Bireyler gibi kuruluşlar da öncelikle geçmişleriyle yüzleşmeli ve yeni bir bağlam yaratmak için neden modası geçmiş şimdiki zamandan kopmaları gerektiğini anlamaya başlamalıdır.

Bağlam Belirleyicidir

COVID öncesi ve sonrası dünyamızı düşünün. Önemli bir olay birçok varsayımı ortaya çıkardı. Temel işçi olmak ne anlama geliyor? Nasıl çalışırız, oynarız, eğitim veririz, yiyecek satın alırız ve seyahat ederiz? Koçluk neye benziyor? Sosyal mesafe ve Zoom konferansı, Zoom yorgunluğunu keşfetmemizi sağlayan yeni normlardır.

Bu salgın “temel çalışanlar”, sağlık hizmetleri, ekonomik yardım, hükümet kaynakları vb. bağlamında eşitsizlikleri nasıl ortaya çıkardı? Bir salgına müdahale etme yeteneğimizi diğer ülkelere devrettiğimiz mevcut iş bağlamını nasıl görüyoruz? COVID, sosyal uyum, dayanışma ve kolektif sağlığı içerecek şekilde bireysel ve ekonomik ölçütlerin ötesinde mutluluğa bakış açımızı değiştirecek mi?

Yaşam akışındaki kesintiler geçmişten bir kopuş sunarak daha önce normları gizleyen inançları, varsayımları ve süreçleri açığa çıkarır.

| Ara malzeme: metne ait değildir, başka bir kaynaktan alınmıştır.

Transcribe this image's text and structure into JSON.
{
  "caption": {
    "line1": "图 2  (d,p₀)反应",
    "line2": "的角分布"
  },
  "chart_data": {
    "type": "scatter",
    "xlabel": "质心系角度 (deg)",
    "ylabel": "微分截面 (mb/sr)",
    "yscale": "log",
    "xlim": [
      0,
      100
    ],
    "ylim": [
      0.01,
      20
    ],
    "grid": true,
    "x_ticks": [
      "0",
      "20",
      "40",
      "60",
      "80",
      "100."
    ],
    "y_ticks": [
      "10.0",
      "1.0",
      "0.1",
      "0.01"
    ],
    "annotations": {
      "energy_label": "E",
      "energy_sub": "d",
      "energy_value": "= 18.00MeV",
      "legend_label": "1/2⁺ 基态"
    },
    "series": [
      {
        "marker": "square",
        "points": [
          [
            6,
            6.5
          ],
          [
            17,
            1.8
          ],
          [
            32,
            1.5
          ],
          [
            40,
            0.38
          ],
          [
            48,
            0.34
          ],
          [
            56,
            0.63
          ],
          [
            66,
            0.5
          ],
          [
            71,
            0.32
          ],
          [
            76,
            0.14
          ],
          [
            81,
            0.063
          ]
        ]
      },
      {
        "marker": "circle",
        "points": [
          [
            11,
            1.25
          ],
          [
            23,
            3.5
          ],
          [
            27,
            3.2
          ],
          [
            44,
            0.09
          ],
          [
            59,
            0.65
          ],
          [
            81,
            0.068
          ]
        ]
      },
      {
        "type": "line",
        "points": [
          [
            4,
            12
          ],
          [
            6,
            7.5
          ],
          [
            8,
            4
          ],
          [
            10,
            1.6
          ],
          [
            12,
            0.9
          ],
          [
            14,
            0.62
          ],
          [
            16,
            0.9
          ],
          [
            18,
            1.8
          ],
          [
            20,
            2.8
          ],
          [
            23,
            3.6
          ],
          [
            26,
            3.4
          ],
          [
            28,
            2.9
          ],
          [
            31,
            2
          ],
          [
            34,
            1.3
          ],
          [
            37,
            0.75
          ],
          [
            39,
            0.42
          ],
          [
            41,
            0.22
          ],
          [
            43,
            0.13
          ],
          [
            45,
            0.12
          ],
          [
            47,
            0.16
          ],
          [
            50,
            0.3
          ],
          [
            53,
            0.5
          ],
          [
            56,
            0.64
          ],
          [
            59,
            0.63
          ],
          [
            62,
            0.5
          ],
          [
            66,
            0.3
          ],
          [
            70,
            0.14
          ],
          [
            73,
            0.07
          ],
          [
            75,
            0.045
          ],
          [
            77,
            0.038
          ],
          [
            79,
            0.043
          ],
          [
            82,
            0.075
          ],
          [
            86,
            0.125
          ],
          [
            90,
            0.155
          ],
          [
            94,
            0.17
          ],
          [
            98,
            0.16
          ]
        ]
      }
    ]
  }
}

Modası geçmiş normların farkına varıyoruz ve artık hayatımızın pek çok yerinde yeni bağlamları yeniden hayal edebiliyoruz.

Herhangi bir yeni normal, muhtemelen çözülmesi zaman alacak, anlaşılmayan bir bağlamda ortaya çıkacaktır. Yalnızca bağlamı dinleyerek ve anlayarak önümüzdeki farklı olasılıkları kucaklayabiliriz.